A midlife crisis leads to looking for an old high school crush and assuming they would want to hook up. Instead the search leads to a crazy romp and crime spree through the desert. Offensive use of language that most people know not to use these days...fag, retard, breeder. Had potential but was immaturely written.
Moved along nicely. Eric's harping on Jesus got old fast, but then I guess it was supposed to. There was so much violence that was only in Scooters imagination that when it really happened I didn't buy it. But overall, I had a good time.
Reading this book was a waste of valuable time. Our daily lives do not need to be impacted by idiot characters who fly with the wind. Their are better ways to handle your problems -- or maybe you should wake up sooner and do something about your relationships before they tank.
This novel is a whirlwind of action and emotion. The characters and location combine to empress and startle. It's a quick read so clear your calendar for one satisfying day.
I had to get up at 3:00 in the morning to finish "Runaways". I had to make myself stop reading at midnight because I had to get up early the next morning but I could not sleep; I was absolutely compelled to finish the book. It was mesmerizing. The characters, the storyline, everything. Nothing was as I expected, different from anything I have ever read and I read a LOT! What a find. This story is going to be with me for a long time; I'm going to be haunted. Scooter and Erica - I swear I knew them in high school. In back of the band bus.
Jimmy "Scotter" Biffman decides to listen to his best friend, Erica, and pursue an old high school crush with the intention of writing a money-making book. Things go rapidly downhill from there for everyone except the reader! Filled with great (though in some parts R-rated) dialog, funny and fantastic adventures and interesting characters, Runaways is a great escapist read. Wonderful book to win on Goodreads!

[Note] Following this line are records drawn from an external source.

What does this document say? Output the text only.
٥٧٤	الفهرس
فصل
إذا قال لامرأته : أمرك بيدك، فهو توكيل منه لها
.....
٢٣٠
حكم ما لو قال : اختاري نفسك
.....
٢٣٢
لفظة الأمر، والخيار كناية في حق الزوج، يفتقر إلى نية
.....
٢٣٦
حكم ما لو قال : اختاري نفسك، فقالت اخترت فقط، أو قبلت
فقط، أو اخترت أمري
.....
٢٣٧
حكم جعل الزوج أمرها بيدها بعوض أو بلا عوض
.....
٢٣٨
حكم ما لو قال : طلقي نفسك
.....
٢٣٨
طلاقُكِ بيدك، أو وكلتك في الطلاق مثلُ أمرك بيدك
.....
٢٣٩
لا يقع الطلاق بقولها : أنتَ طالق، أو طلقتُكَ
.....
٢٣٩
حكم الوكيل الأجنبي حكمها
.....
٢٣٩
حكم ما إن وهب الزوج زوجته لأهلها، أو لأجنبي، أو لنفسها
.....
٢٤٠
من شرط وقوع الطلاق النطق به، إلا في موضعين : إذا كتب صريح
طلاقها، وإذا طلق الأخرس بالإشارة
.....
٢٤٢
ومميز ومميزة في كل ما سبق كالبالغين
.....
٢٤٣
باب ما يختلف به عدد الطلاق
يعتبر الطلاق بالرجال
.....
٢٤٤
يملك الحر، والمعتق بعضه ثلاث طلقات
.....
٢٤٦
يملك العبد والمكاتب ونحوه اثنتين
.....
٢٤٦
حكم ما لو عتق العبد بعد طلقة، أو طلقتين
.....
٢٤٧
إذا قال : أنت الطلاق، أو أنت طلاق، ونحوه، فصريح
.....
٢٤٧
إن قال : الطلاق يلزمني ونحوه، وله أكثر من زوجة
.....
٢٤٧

Jimmy Scotter Biffman decides to listen to Erica his best friend and pursue an old high school crush with the intention of writing a book. Things rapidly go downhill . Filled with great dialog, funny and some fantastic adventures. The characters are interesting. This is an escapist read. Throughly enjoyed it.
"Runaways" was an easy, quick read. Somewhat of a 'fantasy' story, in that, when faced with hard times, or bad luck, who doesn't think about/fantasize about going off and doing something totally outside their normal way of life? It made me think about advice I often give to my kids: "Don't settle."
What a strange book. Seems like something he wrote for NaNoWriMo and then published after having a friend edit it. I liked some of the ideas but it really goes off the rails about halfway through.